Griffey died Friday in Los Angeles of complications from quadruple bypass surgery, according to a family statement released Tuesday. The Nashville, Tenn.-born entreprenueur was instrumental to soul and funk music and in black entertainment.

Island Def Jam Chairman and CEO Antonio “L.A.” Reid, who got his start with SOLAR as a member of the group the Deele, said Wednesday that SOLAR made black pop music for the 1980s and was a cultural force.

“When we look at Motown as an example, the nearest competitor was SOLAR,” he said in an interview Wednesday. “The talent under that roof was insane.”

SOLAR was home to such top acts as the Whispers, Shalamar, Lakeside, Midnight Star and Klymaxx – groups that helped keep the label at the forefront of R&B music with hits including “As the Beat Goes On,” “Second Time Around” and “I Miss You.”

Griffey is also credited with giving the upstart production duo of Jimmy Jam & Terry Lewis early work paving the way for their blockbuster songwriting and production career. SOLAR was also home to the group the Deele, which featured Reid and Grammy-winning singer-songwriter Babyface.
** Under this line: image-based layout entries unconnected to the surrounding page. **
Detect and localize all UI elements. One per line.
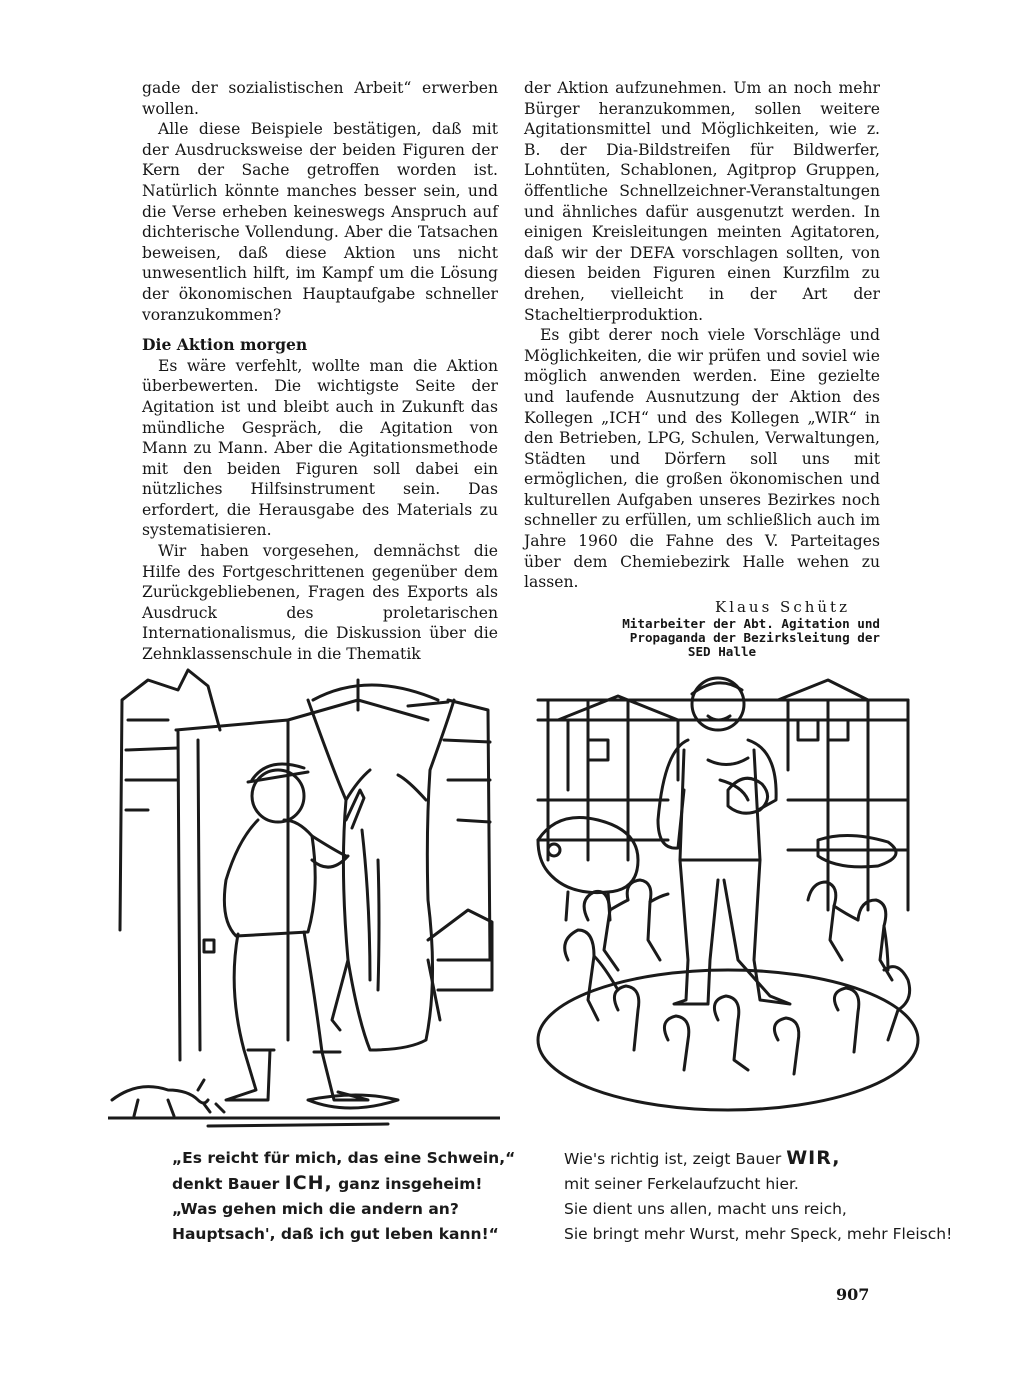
left-paragraph-2: Alle diese Beispiele bestätigen, daß mit der Ausdrucksweise der beiden Figuren der Kern der Sache getroffen worden ist. Natürlich könnte manches besser sein, und die Verse erheben keineswegs Anspruch auf dichterische Vollendung. Aber die Tatsachen beweisen, daß diese Aktion uns nicht unwesentlich hilft, im Kampf um die Lösung der ökonomischen Hauptaufgabe schneller voranzukommen?: [142, 120, 498, 324]
caption-right-line-4: Sie bringt mehr Wurst, mehr Speck, mehr Fleisch!: [564, 1225, 953, 1243]
author-role-line-2: Propaganda der Bezirksleitung der: [629, 629, 880, 645]
caption-right-line-3: Sie dient uns allen, macht uns reich,: [564, 1200, 847, 1218]
illustration-bauer-wir: [528, 660, 928, 1130]
right-column: [524, 78, 880, 659]
right-paragraph-1: der Aktion aufzunehmen. Um an noch mehr Bürger heranzukommen, sollen weitere Agitationsmittel und Möglichkeiten, wie z. B. der Dia-Bildstreifen für Bildwerfer, Lohntüten, Schablonen, Agitprop Gruppen, öffentliche Schnellzeichner-Veranstaltungen und ähnliches dafür ausgenutzt werden. In einigen Kreisleitungen meinten Agitatoren, daß wir der DEFA vorschlagen sollten, von diesen beiden Figuren einen Kurzfilm zu drehen, vielleicht in der Art der Stacheltierproduktion.: [524, 79, 880, 324]
left-paragraph-3: Es wäre verfehlt, wollte man die Aktion überbewerten. Die wichtigste Seite der Agitation ist und bleibt auch in Zukunft das mündliche Gespräch, die Agitation von Mann zu Mann. Aber die Agitationsmethode mit den beiden Figuren soll dabei ein nützliches Hilfsinstrument sein. Das erfordert, die Herausgabe des Materials zu systematisieren.: [142, 356, 498, 540]
caption-left-line-2-post: ganz insgeheim!: [332, 1175, 483, 1193]
left-paragraph-4: Wir haben vorgesehen, demnächst die Hilfe des Fortgeschrittenen gegenüber dem Zurückgebliebenen, Fragen des Exports als Ausdruck des proletarischen Internationalismus, die Diskussion über die Zehnklassenschule in die Thematik: [142, 542, 498, 664]
caption-left-line-2: [172, 1171, 483, 1197]
left-column: [142, 78, 498, 665]
right-paragraph-2: Es gibt derer noch viele Vorschläge und Möglichkeiten, die wir prüfen und soviel wie möglich anwenden werden. Eine gezielte und laufende Ausnutzung der Aktion des Kollegen „ICH“ und des Kollegen „WIR“ in den Betrieben, LPG, Schulen, Verwaltungen, Städten und Dörfern soll uns mit ermöglichen, die großen ökonomischen und kulturellen Aufgaben unseres Bezirkes noch schneller zu erfüllen, um schließlich auch im Jahre 1960 die Fahne des V. Parteitages über dem Chemiebezirk Halle wehen zu lassen.: [524, 326, 880, 592]
left-paragraph-1: gade der sozialistischen Arbeit“ erwerben wollen.: [142, 79, 498, 118]
page-number: 907: [836, 1285, 870, 1304]
caption-right-wir: WIR,: [786, 1147, 841, 1169]
illustration-bauer-ich: [108, 660, 500, 1130]
caption-left-line-3: „Was gehen mich die andern an?: [172, 1200, 459, 1218]
caption-right-line-1: [564, 1146, 924, 1172]
caption-right-line-1-pre: Wie's richtig ist, zeigt Bauer: [564, 1150, 787, 1168]
caption-bauer-wir: [564, 1146, 953, 1247]
caption-left-line-1: „Es reicht für mich, das eine Schwein,“: [172, 1149, 516, 1167]
author-role-line-1: Mitarbeiter der Abt. Agitation und: [622, 615, 880, 631]
caption-left-line-4: Hauptsach', daß ich gut leben kann!“: [172, 1225, 499, 1243]
caption-left-ich: ICH,: [284, 1172, 333, 1194]
caption-left-line-2-pre: denkt Bauer: [172, 1175, 285, 1193]
section-heading: Die Aktion morgen: [142, 335, 308, 355]
caption-bauer-ich: [172, 1146, 516, 1247]
caption-right-line-2: mit seiner Ferkelaufzucht hier.: [564, 1175, 799, 1193]
author-name: Klaus Schütz: [714, 597, 850, 616]
author-role-line-3: SED Halle: [687, 643, 757, 659]
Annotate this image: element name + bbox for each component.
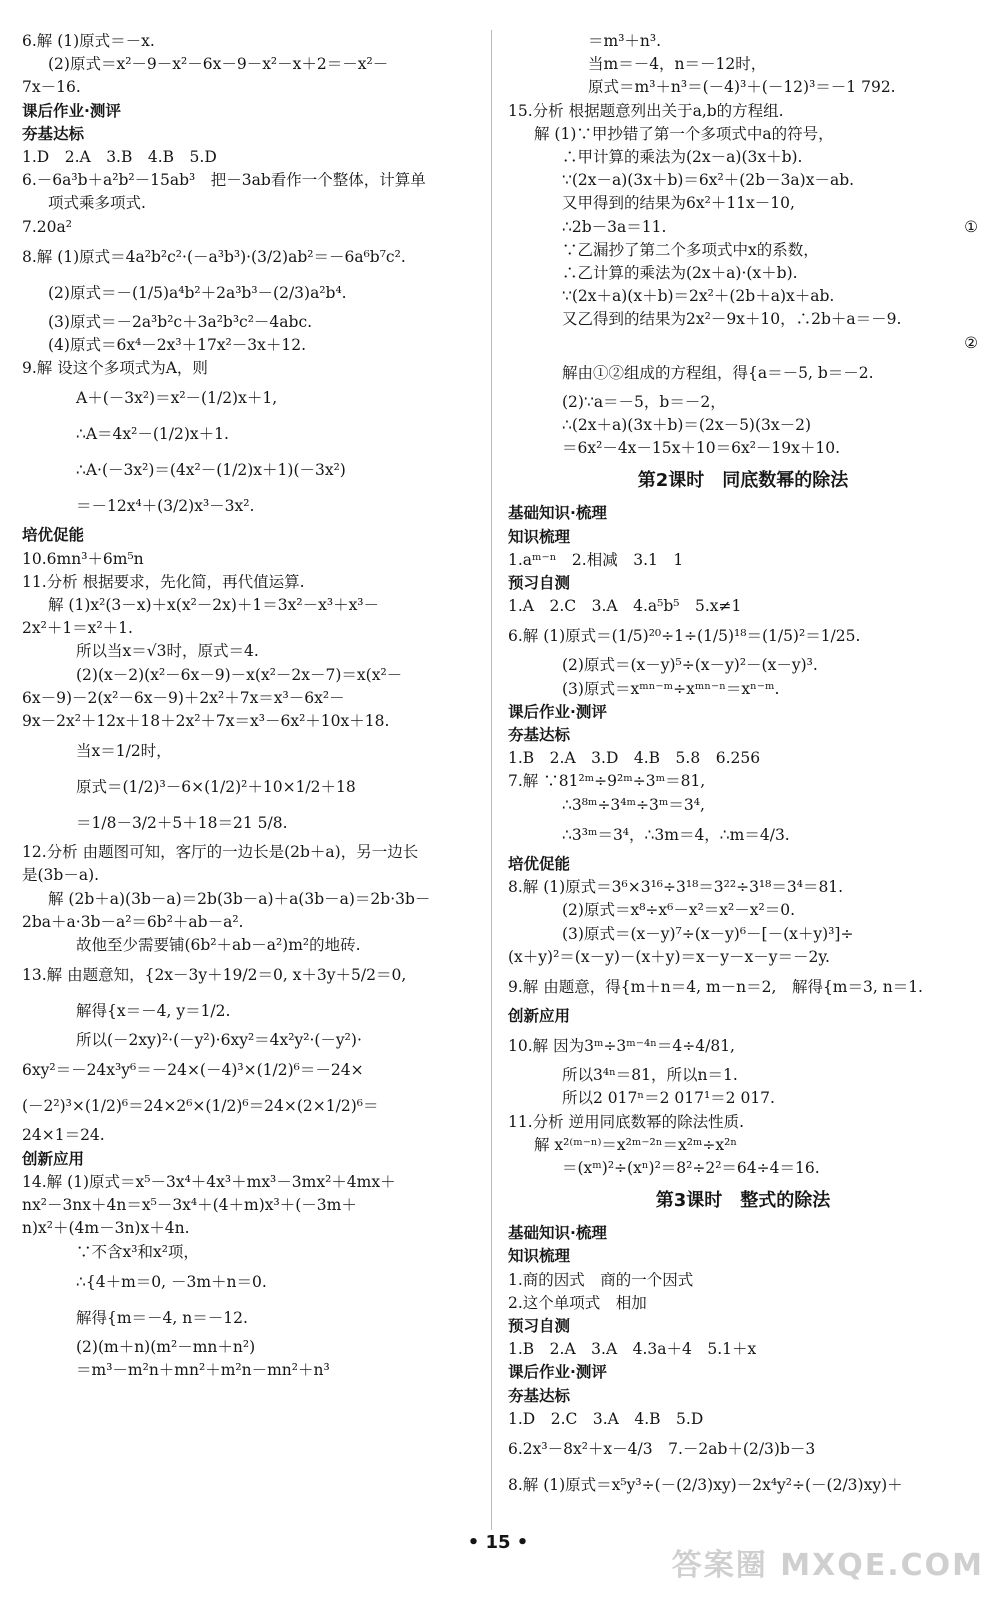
line-text: 解得{x＝－4, y＝1/2. bbox=[76, 1002, 231, 1021]
section-heading bbox=[508, 1361, 978, 1384]
answer-line bbox=[22, 416, 480, 452]
answer-line bbox=[22, 311, 480, 334]
line-text: ＝(xᵐ)²÷(xⁿ)²＝8²÷2²＝64÷4＝16. bbox=[562, 1158, 820, 1177]
line-text: ∵(2x＋a)(x＋b)＝2x²＋(2b＋a)x＋ab. bbox=[562, 287, 835, 306]
answer-line bbox=[508, 437, 978, 460]
line-text: 所以2 017ⁿ＝2 017¹＝2 017. bbox=[562, 1089, 775, 1108]
line-text: 12.分析 由题图可知，客厅的一边长是(2b＋a)，另一边长 bbox=[22, 843, 419, 862]
line-text: 1.B 2.A 3.D 4.B 5.8 6.256 bbox=[508, 749, 761, 768]
answer-line bbox=[22, 841, 480, 864]
line-text: 是(3b－a). bbox=[22, 866, 100, 885]
answer-line bbox=[22, 169, 480, 192]
line-text: nx²－3nx＋4n＝x⁵－3x⁴＋(4＋m)x³＋(－3m＋ bbox=[22, 1196, 357, 1215]
section-heading bbox=[22, 123, 480, 146]
line-text: (2)∵a＝－5，b＝－2， bbox=[562, 392, 726, 411]
line-text: 解 (1)∵甲抄错了第一个多项式中a的符号， bbox=[534, 124, 834, 143]
line-text: ∵乙漏抄了第二个多项式中x的系数， bbox=[562, 240, 819, 259]
line-text: 预习自测 bbox=[508, 1316, 571, 1335]
line-text: 1.A 2.C 3.A 4.a⁵b⁵ 5.x≠1 bbox=[508, 597, 742, 616]
answer-line bbox=[22, 934, 480, 957]
line-text: ＝－12x⁴＋(3/2)x³－3x². bbox=[76, 497, 255, 516]
answer-line bbox=[22, 76, 480, 99]
line-text: 项式乘多项式. bbox=[48, 194, 146, 213]
answer-line bbox=[508, 1338, 978, 1361]
section-heading bbox=[508, 1315, 978, 1338]
line-text: (2)原式＝x²－9－x²－6x－9－x²－x＋2＝－x²－ bbox=[48, 55, 389, 74]
line-text: 知识梳理 bbox=[508, 1247, 571, 1266]
answer-line bbox=[22, 1029, 480, 1052]
answer-line bbox=[508, 678, 978, 701]
answer-line bbox=[22, 380, 480, 416]
answer-line bbox=[508, 414, 978, 437]
line-text: 所以当x＝√3时，原式＝4. bbox=[76, 642, 259, 661]
answer-line bbox=[22, 1124, 480, 1147]
line-text: 当m＝－4，n＝－12时， bbox=[588, 55, 767, 74]
section-heading bbox=[508, 1245, 978, 1268]
answer-line bbox=[508, 1064, 978, 1087]
answer-line bbox=[508, 876, 978, 899]
answer-line bbox=[508, 355, 978, 391]
answer-line bbox=[22, 53, 480, 76]
answer-line bbox=[508, 969, 978, 1005]
line-text: 夯基达标 bbox=[508, 1386, 571, 1405]
line-text: ∵(2x－a)(3x＋b)＝6x²＋(2b－3a)x－ab. bbox=[562, 171, 855, 190]
answer-line bbox=[22, 216, 480, 239]
line-text: 6.解 (1)原式＝－x. bbox=[22, 32, 155, 50]
answer-line bbox=[508, 123, 978, 146]
line-text: ∴甲计算的乘法为(2x－a)(3x＋b). bbox=[562, 148, 803, 167]
line-text: 当x＝1/2时， bbox=[76, 742, 172, 761]
watermark-logo: 答案圈 MXQE.COM bbox=[671, 1548, 984, 1583]
line-text: ＝1/8－3/2＋5＋18＝21 5/8. bbox=[76, 814, 288, 833]
section-heading bbox=[508, 502, 978, 525]
line-text: 原式＝m³＋n³＝(－4)³＋(－12)³＝－1 792. bbox=[588, 78, 896, 97]
answer-line bbox=[22, 1300, 480, 1336]
line-text: n)x²＋(4m－3n)x＋4n. bbox=[22, 1219, 190, 1238]
answer-line bbox=[22, 769, 480, 805]
right-column bbox=[508, 30, 978, 1503]
line-text: 培优促能 bbox=[22, 526, 85, 545]
line-text: 6.－6a³b＋a²b²－15ab³ 把－3ab看作一个整体，计算单 bbox=[22, 171, 426, 190]
answer-line bbox=[22, 357, 480, 380]
line-text: 培优促能 bbox=[508, 854, 571, 873]
line-text: 15.分析 根据题意列出关于a,b的方程组. bbox=[508, 101, 784, 120]
line-text: 10.6mn³＋6m⁵n bbox=[22, 549, 144, 568]
answer-line bbox=[22, 911, 480, 934]
answer-line bbox=[22, 146, 480, 169]
answer-line bbox=[508, 1269, 978, 1292]
section-heading bbox=[508, 1385, 978, 1408]
answer-line bbox=[22, 488, 480, 524]
answer-line bbox=[508, 332, 978, 355]
line-text: 6.2x³－8x²＋x－4/3 7.－2ab＋(2/3)b－3 bbox=[508, 1439, 816, 1458]
answer-line bbox=[508, 1028, 978, 1064]
line-text: 7x－16. bbox=[22, 78, 81, 97]
section-heading bbox=[22, 524, 480, 547]
answer-line bbox=[508, 308, 978, 331]
line-text: 原式＝(1/2)³－6×(1/2)²＋10×1/2＋18 bbox=[76, 778, 356, 797]
line-text: 1.aᵐ⁻ⁿ 2.相减 3.1 1 bbox=[508, 550, 684, 569]
answer-line bbox=[508, 1292, 978, 1315]
line-text: 2x²＋1＝x²＋1. bbox=[22, 619, 133, 638]
answer-line bbox=[22, 239, 480, 275]
answer-line bbox=[22, 664, 480, 687]
equation-marker: ② bbox=[964, 333, 978, 352]
answer-line bbox=[508, 794, 978, 817]
line-text: 6xy²＝－24x³y⁶＝－24×(－4)³×(1/2)⁶＝－24× bbox=[22, 1061, 364, 1080]
line-text: ∴3⁸ᵐ÷3⁴ᵐ÷3ᵐ＝3⁴, bbox=[562, 795, 705, 814]
line-text: (2)(x－2)(x²－6x－9)－x(x²－2x－7)＝x(x²－ bbox=[76, 665, 403, 684]
line-text: 9.解 由题意，得{m＋n＝4, m－n＝2, 解得{m＝3, n＝1. bbox=[508, 977, 923, 996]
page-number: • 15 • bbox=[467, 1532, 529, 1553]
section-heading bbox=[508, 724, 978, 747]
line-text: 夯基达标 bbox=[22, 124, 85, 143]
answer-line bbox=[508, 549, 978, 572]
line-text: 所以3⁴ⁿ＝81，所以n＝1. bbox=[562, 1066, 738, 1085]
line-text: 知识梳理 bbox=[508, 527, 571, 546]
answer-line bbox=[22, 1336, 480, 1359]
line-text: 基础知识·梳理 bbox=[508, 1224, 607, 1243]
line-text: 课后作业·测评 bbox=[508, 1363, 607, 1382]
answer-line bbox=[22, 1194, 480, 1217]
answer-line bbox=[22, 275, 480, 311]
section-heading bbox=[508, 701, 978, 724]
lesson-heading bbox=[508, 460, 978, 502]
line-text: 2.这个单项式 相加 bbox=[508, 1293, 647, 1312]
answer-line bbox=[22, 957, 480, 993]
line-text: (－2²)³×(1/2)⁶＝24×2⁶×(1/2)⁶＝24×(2×1/2)⁶＝ bbox=[22, 1097, 379, 1116]
answer-line bbox=[508, 216, 978, 239]
line-text: 10.解 因为3ᵐ÷3ᵐ⁻⁴ⁿ＝4÷4/81, bbox=[508, 1037, 735, 1056]
line-text: (4)原式＝6x⁴－2x³＋17x²－3x＋12. bbox=[48, 336, 307, 355]
line-text: (x＋y)²＝(x－y)－(x＋y)＝x－y－x－y＝－2y. bbox=[508, 947, 830, 966]
line-text: 解得{m＝－4, n＝－12. bbox=[76, 1308, 248, 1327]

Reid said it was Griffey who suggested he start producing when Reid told him he couldn’t start work on the Deele’s second album because the chosen producers were busy. With Babyface, Reid produced some of the biggest acts in the 1990s and created LaFace Records.

“That was a life-changing moment in our careers,” he said.

Griffey’s first major success came as a concert promoter, when he worked with superstar acts such as Stevie Wonder and the Jacksons.

But Griffey soon turned his talents to creating new hitmakers. In 1975, after working for Don Cornelius as the talent coordinator on “Soul Train,” he partnered with Cornelius to start Soul Train Records. Cornelius and Griffey split two years later, and Griffey went on to found SOLAR Records.

In a statement, Quincy Jones said: “Dick Griffey was one of the great pioneering executives in the music business. … Although Dick stepped away from the music industry many years ago, his presence will forever be felt through the artists that he worked with and shepherded over his time in the business.”

Griffey spent his latter years engrossed in African affairs. He was a supporter of South Africa’s African National Congress and later established a trading company in West Africa and built a school for girls in Ghana in honor of his mother.

“I always had a vision that Africans and African-Americans should come together and benefit one another. We are the only people that are from nowhere. Cesar Chavez is a Mexican-American, Robert Kennedy is an Irish-American … Where do blacks come from?” he said. “I always understood that we were Africans. Not understanding that is what makes it difficult for us in this world. Until we make that connection, it will remain difficult.”

Survivors include his wife and five children.